Chacun a son défaut où toujours il revient :

Honte ni peur n'y remédie.

Sur ce propos, d'un conte il me souvient :

Je ne dis rien que je n'appuie

De quelque exemple. Un suppôt de Bacchus

Altérait sa santé, son esprit et sa bourse.

Telles gens n'ont pas fait la moitié de leur course

Qu'ils sont au bout de leurs écus.

Un jour que celui-ci plein du jus de la treille,

Avait laissé ses sens au fond d'une bouteille,

Sa femme l'enferma dans un certain tombeau.
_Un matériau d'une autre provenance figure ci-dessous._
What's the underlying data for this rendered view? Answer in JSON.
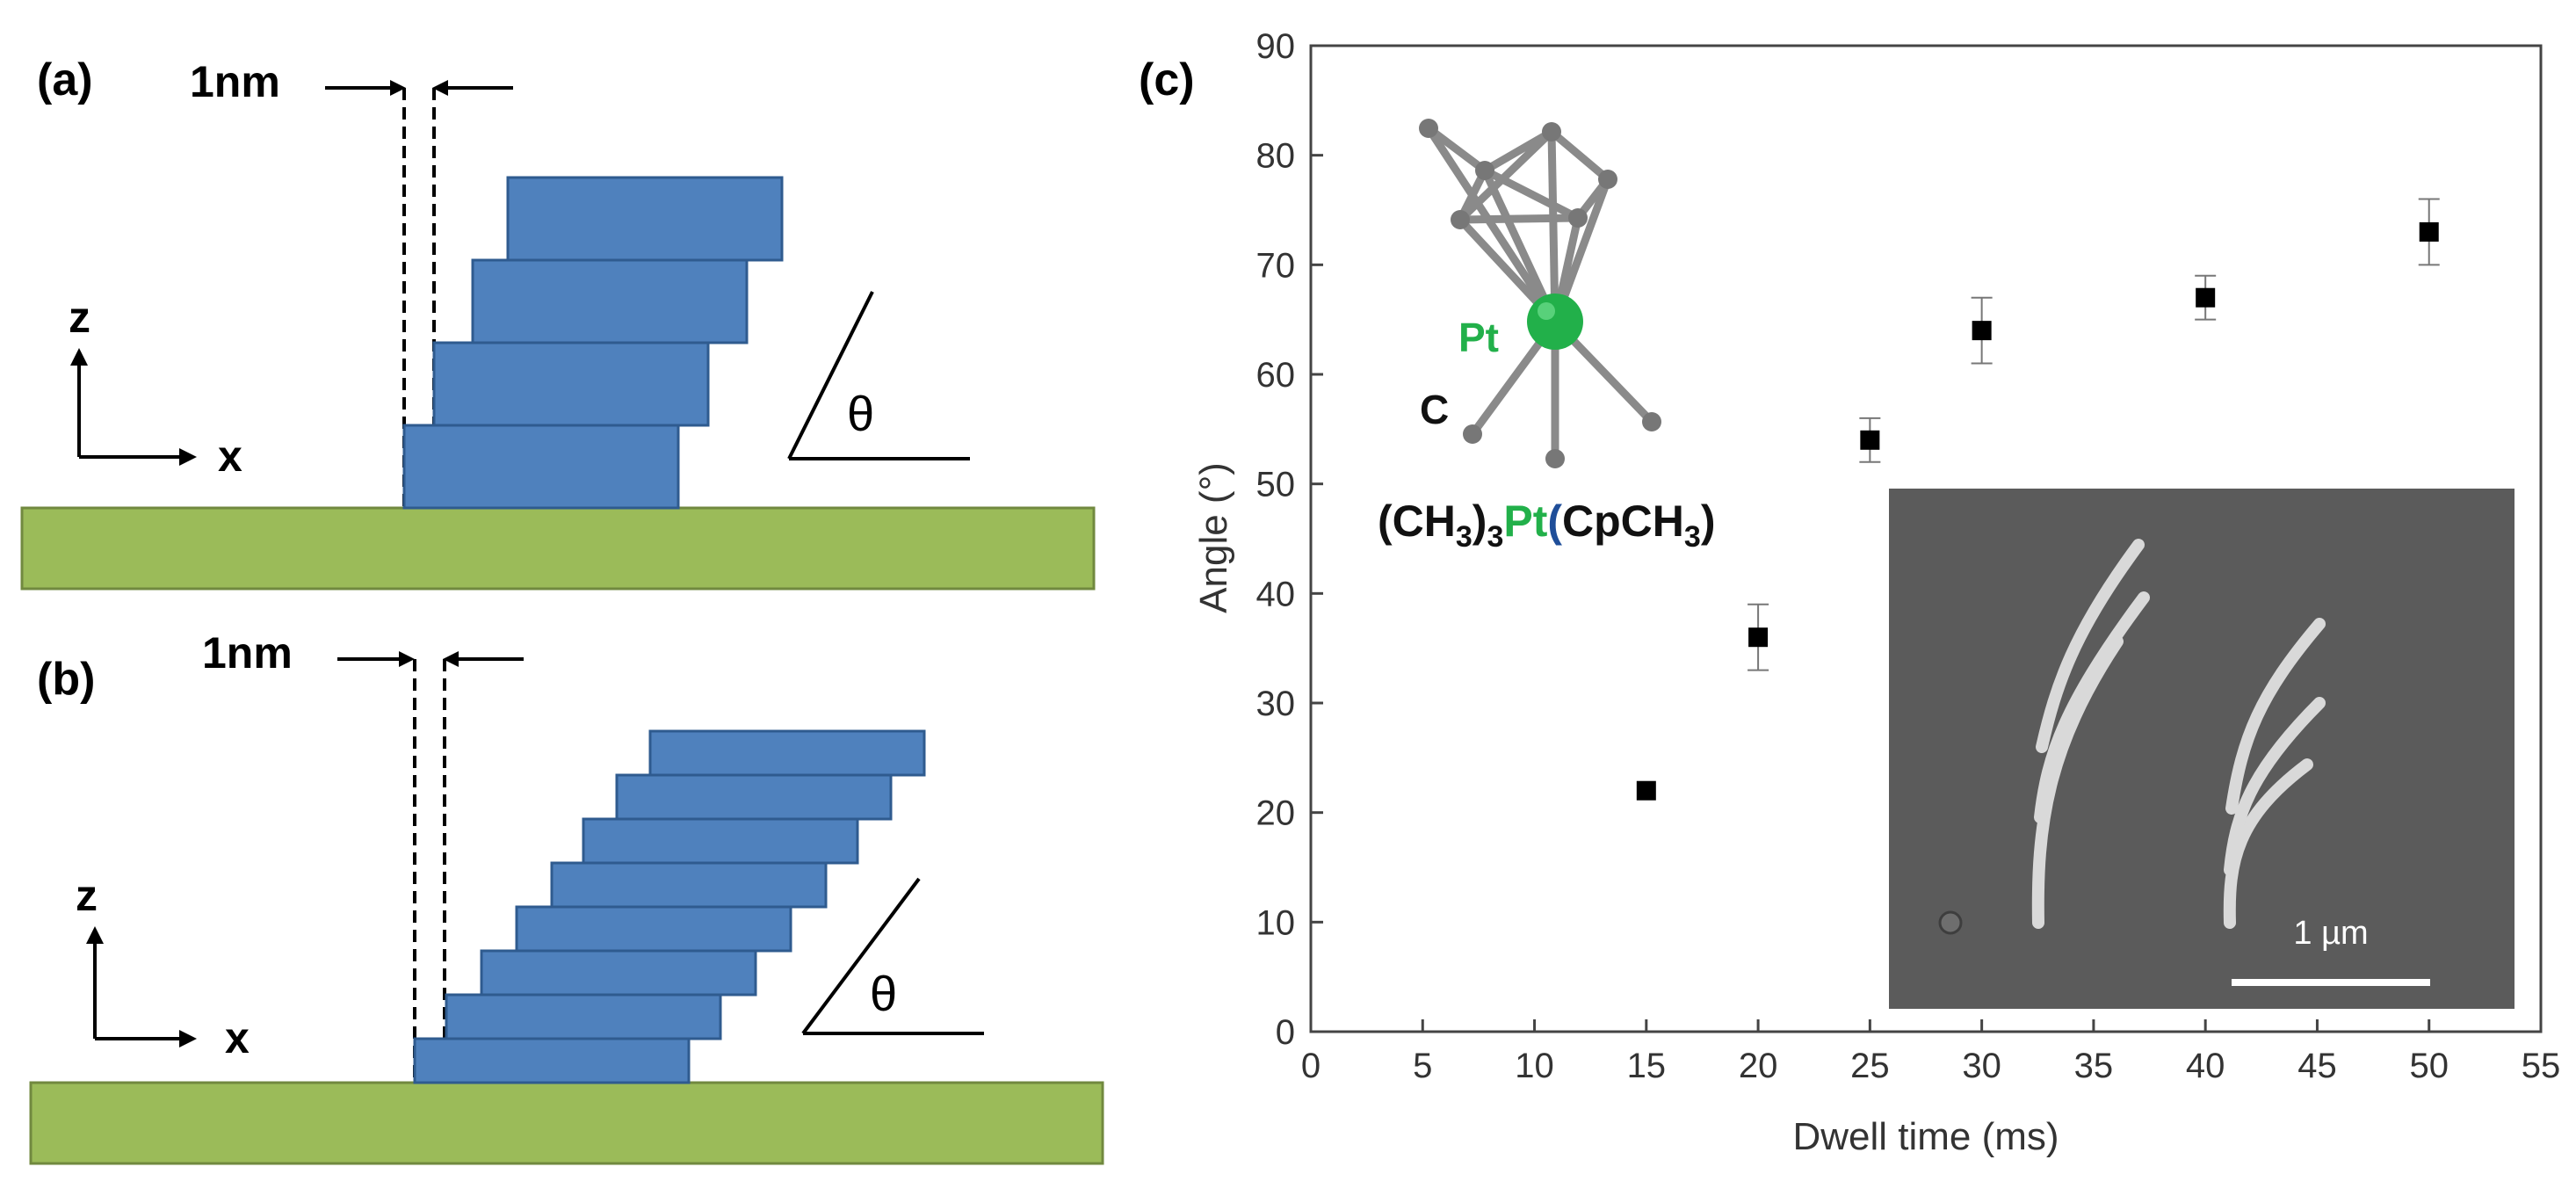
{
  "panels": {
    "a": {
      "label": "(a)",
      "gap_label": "1nm",
      "axis_z": "z",
      "axis_x": "x",
      "theta": "θ"
    },
    "b": {
      "label": "(b)",
      "gap_label": "1nm",
      "axis_z": "z",
      "axis_x": "x",
      "theta": "θ"
    },
    "c": {
      "label": "(c)",
      "molecule": {
        "pt_label": "Pt",
        "c_label": "C",
        "formula_part1": "(CH",
        "formula_sub1": "3",
        "formula_part2": ")",
        "formula_sub2": "3",
        "formula_pt": "Pt",
        "formula_paren": "(",
        "formula_part3": "CpCH",
        "formula_sub3": "3",
        "formula_close": ")"
      },
      "inset": {
        "scale_bar_label": "1 µm"
      }
    }
  },
  "colors": {
    "layer_blue": "#4f81bd",
    "layer_edge": "#2f5b8f",
    "substrate_green": "#9bbb59",
    "substrate_edge": "#71893f",
    "pt_green": "#22b04a",
    "cp_blue": "#1f4e99",
    "marker": "#000000",
    "sem_bg": "#595959"
  },
  "chart_data": {
    "type": "scatter",
    "title": "",
    "xlabel": "Dwell time (ms)",
    "ylabel": "Angle (°)",
    "xlim": [
      0,
      55
    ],
    "ylim": [
      0,
      90
    ],
    "xticks": [
      0,
      5,
      10,
      15,
      20,
      25,
      30,
      35,
      40,
      45,
      50,
      55
    ],
    "yticks": [
      0,
      10,
      20,
      30,
      40,
      50,
      60,
      70,
      80,
      90
    ],
    "grid": false,
    "series": [
      {
        "name": "Angle",
        "marker": "square",
        "x": [
          15,
          20,
          25,
          30,
          40,
          50
        ],
        "y": [
          22,
          36,
          54,
          64,
          67,
          73
        ],
        "yerr": [
          0,
          3,
          2,
          3,
          2,
          3
        ]
      }
    ]
  }
}
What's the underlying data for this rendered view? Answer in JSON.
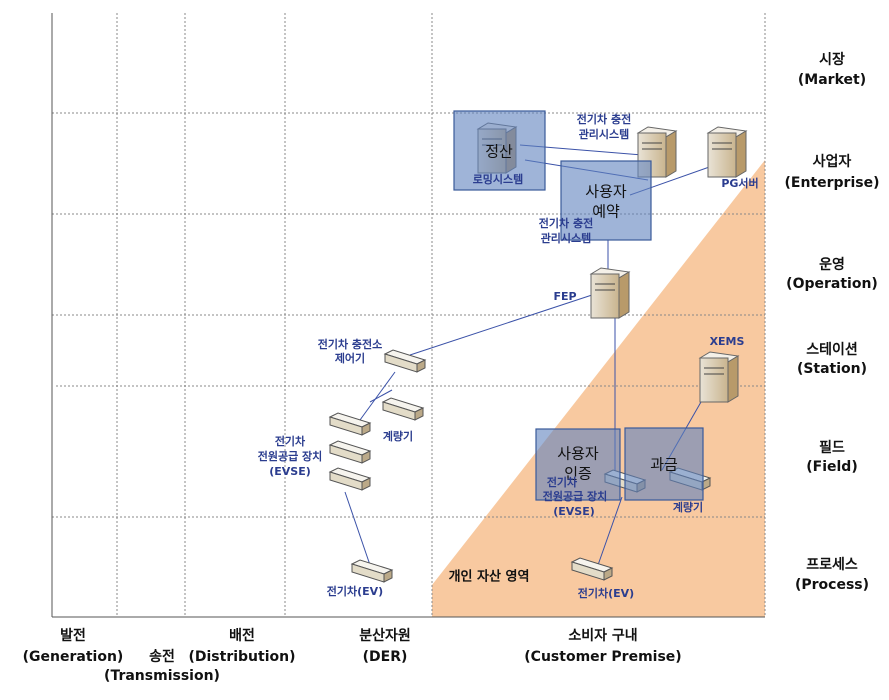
{
  "zones": [
    {
      "name": "시장",
      "english": "(Market)"
    },
    {
      "name": "사업자",
      "english": "(Enterprise)"
    },
    {
      "name": "운영",
      "english": "(Operation)"
    },
    {
      "name": "스테이션",
      "english": "(Station)"
    },
    {
      "name": "필드",
      "english": "(Field)"
    },
    {
      "name": "프로세스",
      "english": "(Process)"
    }
  ],
  "domains": [
    {
      "name": "발전",
      "english": "(Generation)"
    },
    {
      "name": "송전",
      "english": "(Transmission)"
    },
    {
      "name": "배전",
      "english": "(Distribution)"
    },
    {
      "name": "분산자원",
      "english": "(DER)"
    },
    {
      "name": "소비자 구내",
      "english": "(Customer  Premise)"
    }
  ],
  "boxes": [
    {
      "lines": [
        "정산"
      ],
      "sub": "로밍시스템"
    },
    {
      "lines": [
        "사용자",
        "예약"
      ]
    },
    {
      "lines": [
        "사용자",
        "인증"
      ]
    },
    {
      "lines": [
        "과금"
      ]
    }
  ],
  "nodes": [
    {
      "lines": [
        "전기차 충전",
        "관리시스템"
      ]
    },
    {
      "lines": [
        "PG서버"
      ]
    },
    {
      "lines": [
        "전기차 충전",
        "관리시스템"
      ]
    },
    {
      "lines": [
        "FEP"
      ]
    },
    {
      "lines": [
        "전기차 충전소",
        "제어기"
      ]
    },
    {
      "lines": [
        "계량기"
      ]
    },
    {
      "lines": [
        "전기차",
        "전원공급 장치",
        "(EVSE)"
      ]
    },
    {
      "lines": [
        "전기차(EV)"
      ]
    },
    {
      "lines": [
        "XEMS"
      ]
    },
    {
      "lines": [
        "전기차",
        "전원공급 장치",
        "(EVSE)"
      ]
    },
    {
      "lines": [
        "계량기"
      ]
    },
    {
      "lines": [
        "전기차(EV)"
      ]
    }
  ],
  "area_label": "개인 자산 영역"
}
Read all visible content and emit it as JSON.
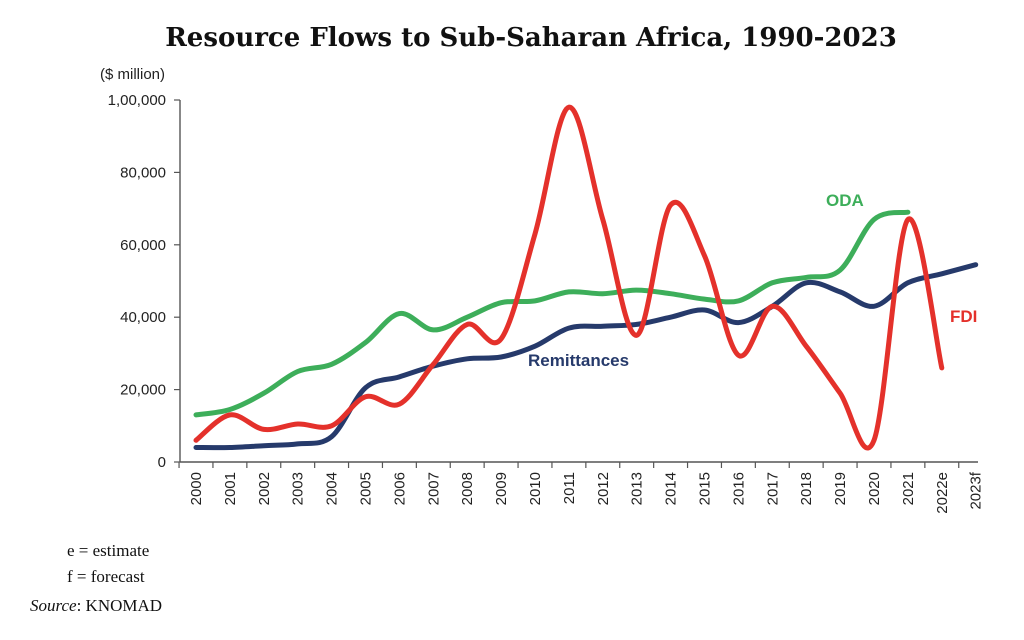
{
  "chart_data": {
    "type": "line",
    "title": "Resource Flows to Sub-Saharan Africa, 1990-2023",
    "unit_label": "($ million)",
    "x": [
      "2000",
      "2001",
      "2002",
      "2003",
      "2004",
      "2005",
      "2006",
      "2007",
      "2008",
      "2009",
      "2010",
      "2011",
      "2012",
      "2013",
      "2014",
      "2015",
      "2016",
      "2017",
      "2018",
      "2019",
      "2020",
      "2021",
      "2022e",
      "2023f"
    ],
    "ylim": [
      0,
      100000
    ],
    "yticks": [
      0,
      20000,
      40000,
      60000,
      80000,
      100000
    ],
    "ytick_labels": [
      "0",
      "20,000",
      "40,000",
      "60,000",
      "80,000",
      "1,00,000"
    ],
    "grid": false,
    "legend": "inline labels",
    "series": [
      {
        "name": "ODA",
        "color": "#3dae5a",
        "values": [
          13000,
          14500,
          19000,
          25000,
          27000,
          33000,
          41000,
          36500,
          40000,
          44000,
          44500,
          47000,
          46500,
          47500,
          46500,
          45000,
          44500,
          49500,
          51000,
          53000,
          67000,
          69000,
          null,
          null
        ]
      },
      {
        "name": "FDI",
        "color": "#e4312b",
        "values": [
          6000,
          13000,
          9000,
          10500,
          10000,
          18000,
          16000,
          27000,
          38000,
          34000,
          63000,
          98000,
          67000,
          35000,
          71000,
          57000,
          29500,
          43000,
          32000,
          19000,
          6000,
          67000,
          26000,
          null
        ]
      },
      {
        "name": "Remittances",
        "color": "#263a6b",
        "values": [
          4000,
          4000,
          4500,
          5000,
          7000,
          20500,
          23500,
          26500,
          28500,
          29000,
          32000,
          37000,
          37500,
          38000,
          40000,
          42000,
          38500,
          43000,
          49500,
          47000,
          43000,
          49500,
          52000,
          54500
        ]
      }
    ]
  },
  "notes": {
    "estimate": "e = estimate",
    "forecast": "f = forecast",
    "source_prefix": "Source",
    "source_value": ": KNOMAD"
  }
}
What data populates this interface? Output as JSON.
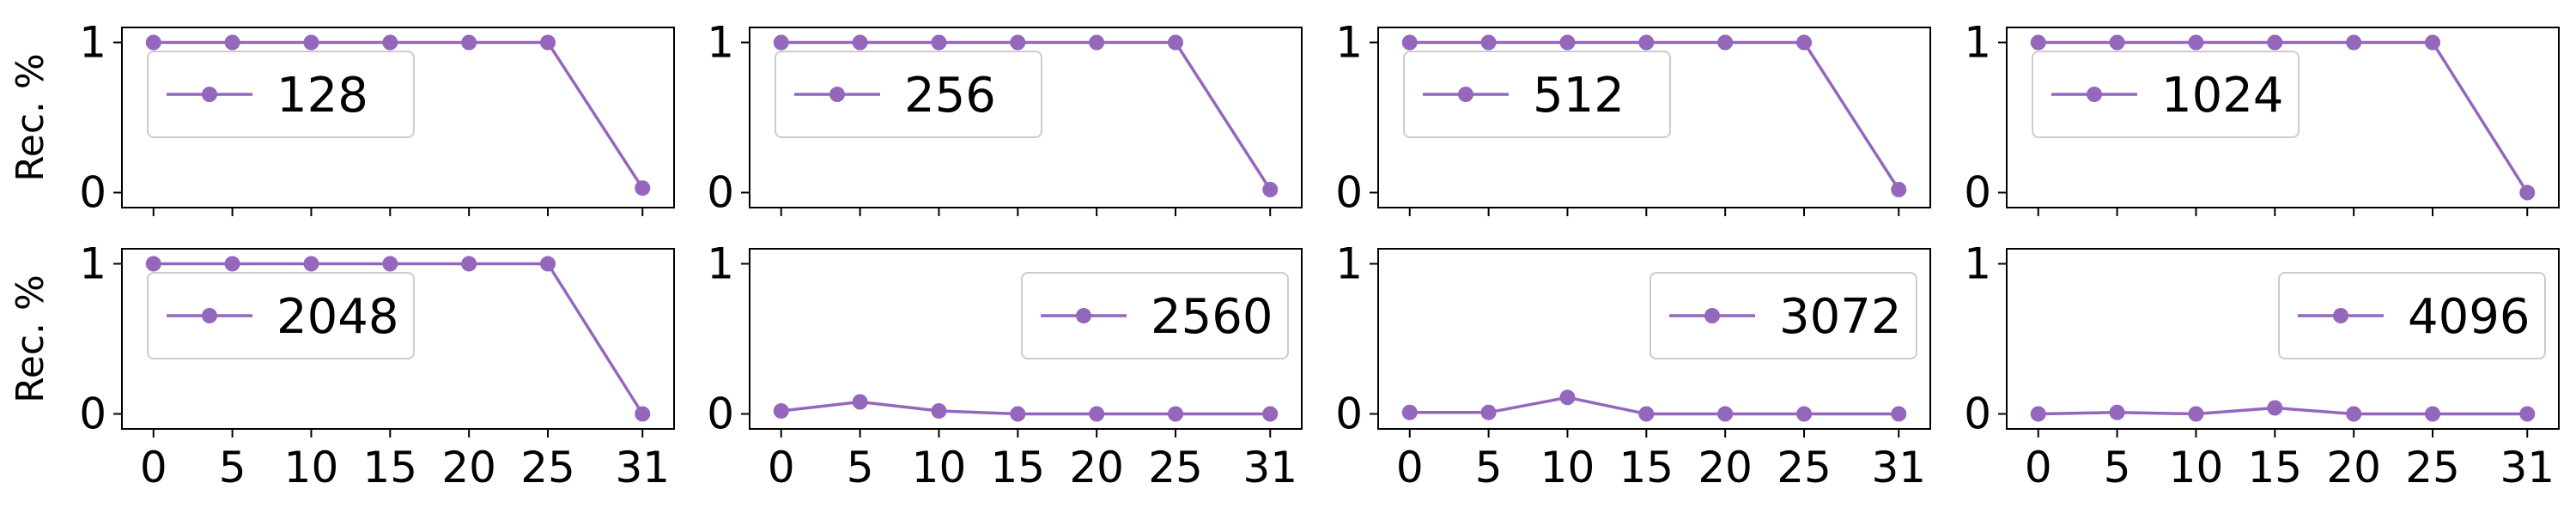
{
  "chart_data": {
    "type": "line",
    "layout": "2x4 grid of small multiples with shared x-axis ticks on bottom row",
    "ylabel": "Rec. %",
    "x": [
      0,
      5,
      10,
      15,
      20,
      25,
      31
    ],
    "xticks": [
      "0",
      "5",
      "10",
      "15",
      "20",
      "25",
      "31"
    ],
    "yticks": [
      "0",
      "1"
    ],
    "ylim": [
      -0.1,
      1.1
    ],
    "series_color": "#9467bd",
    "marker": "circle",
    "grid": false,
    "panels": [
      {
        "name": "128",
        "legend_position": "upper-left",
        "values": [
          1,
          1,
          1,
          1,
          1,
          1,
          0.03
        ]
      },
      {
        "name": "256",
        "legend_position": "upper-left",
        "values": [
          1,
          1,
          1,
          1,
          1,
          1,
          0.02
        ]
      },
      {
        "name": "512",
        "legend_position": "upper-left",
        "values": [
          1,
          1,
          1,
          1,
          1,
          1,
          0.02
        ]
      },
      {
        "name": "1024",
        "legend_position": "upper-left",
        "values": [
          1,
          1,
          1,
          1,
          1,
          1,
          0.0
        ]
      },
      {
        "name": "2048",
        "legend_position": "upper-left",
        "values": [
          1,
          1,
          1,
          1,
          1,
          1,
          0.0
        ]
      },
      {
        "name": "2560",
        "legend_position": "upper-right",
        "values": [
          0.02,
          0.08,
          0.02,
          0.0,
          0.0,
          0.0,
          0.0
        ]
      },
      {
        "name": "3072",
        "legend_position": "upper-right",
        "values": [
          0.01,
          0.01,
          0.11,
          0.0,
          0.0,
          0.0,
          0.0
        ]
      },
      {
        "name": "4096",
        "legend_position": "upper-right",
        "values": [
          0.0,
          0.01,
          0.0,
          0.04,
          0.0,
          0.0,
          0.0
        ]
      }
    ]
  }
}
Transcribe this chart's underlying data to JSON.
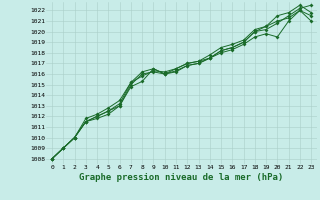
{
  "xlabel": "Graphe pression niveau de la mer (hPa)",
  "ylim": [
    1007.5,
    1022.8
  ],
  "xlim": [
    -0.5,
    23.5
  ],
  "yticks": [
    1008,
    1009,
    1010,
    1011,
    1012,
    1013,
    1014,
    1015,
    1016,
    1017,
    1018,
    1019,
    1020,
    1021,
    1022
  ],
  "xticks": [
    0,
    1,
    2,
    3,
    4,
    5,
    6,
    7,
    8,
    9,
    10,
    11,
    12,
    13,
    14,
    15,
    16,
    17,
    18,
    19,
    20,
    21,
    22,
    23
  ],
  "bg_color": "#c8ece8",
  "grid_color": "#aacfc8",
  "line_color": "#1a6b2a",
  "series": [
    [
      1008.0,
      1009.0,
      1010.0,
      1011.5,
      1011.8,
      1012.2,
      1013.0,
      1014.8,
      1015.3,
      1016.5,
      1016.0,
      1016.2,
      1016.8,
      1017.0,
      1017.5,
      1018.0,
      1018.3,
      1018.8,
      1019.5,
      1019.8,
      1019.5,
      1021.0,
      1022.0,
      1021.0
    ],
    [
      1008.0,
      1009.0,
      1010.0,
      1011.5,
      1012.0,
      1012.5,
      1013.0,
      1015.0,
      1016.0,
      1016.2,
      1016.0,
      1016.3,
      1016.8,
      1017.0,
      1017.5,
      1018.2,
      1018.5,
      1019.0,
      1020.0,
      1020.2,
      1020.8,
      1021.5,
      1022.2,
      1022.5
    ],
    [
      1008.0,
      1009.0,
      1010.0,
      1011.5,
      1012.0,
      1012.5,
      1013.2,
      1015.2,
      1015.8,
      1016.3,
      1016.2,
      1016.5,
      1017.0,
      1017.2,
      1017.5,
      1018.2,
      1018.5,
      1019.0,
      1020.0,
      1020.5,
      1021.0,
      1021.3,
      1022.0,
      1021.5
    ],
    [
      1008.0,
      1009.0,
      1010.0,
      1011.8,
      1012.2,
      1012.8,
      1013.5,
      1015.2,
      1016.2,
      1016.5,
      1016.0,
      1016.5,
      1017.0,
      1017.2,
      1017.8,
      1018.5,
      1018.8,
      1019.2,
      1020.2,
      1020.5,
      1021.5,
      1021.8,
      1022.5,
      1021.8
    ]
  ],
  "marker": "D",
  "marker_size": 2.0,
  "line_width": 0.7,
  "xlabel_fontsize": 6.5,
  "tick_fontsize": 4.5
}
Là les vapeurs du vin nouveau

Cuvèrent à loisir. A son réveil il treuve

L'attirail de la mort à l'entour de son corps :

Un luminaire, un drap des morts.

Oh ! dit-il, qu'est ceci ? Ma femme est-elle veuve ?

Là-dessus, son épouse, en habit d'Alecton,

Masquée et de sa voix contrefaisant le ton,

Vient au prétendu mort, approche de sa bière,

Lui présente un chaudeau propre pour Lucifer.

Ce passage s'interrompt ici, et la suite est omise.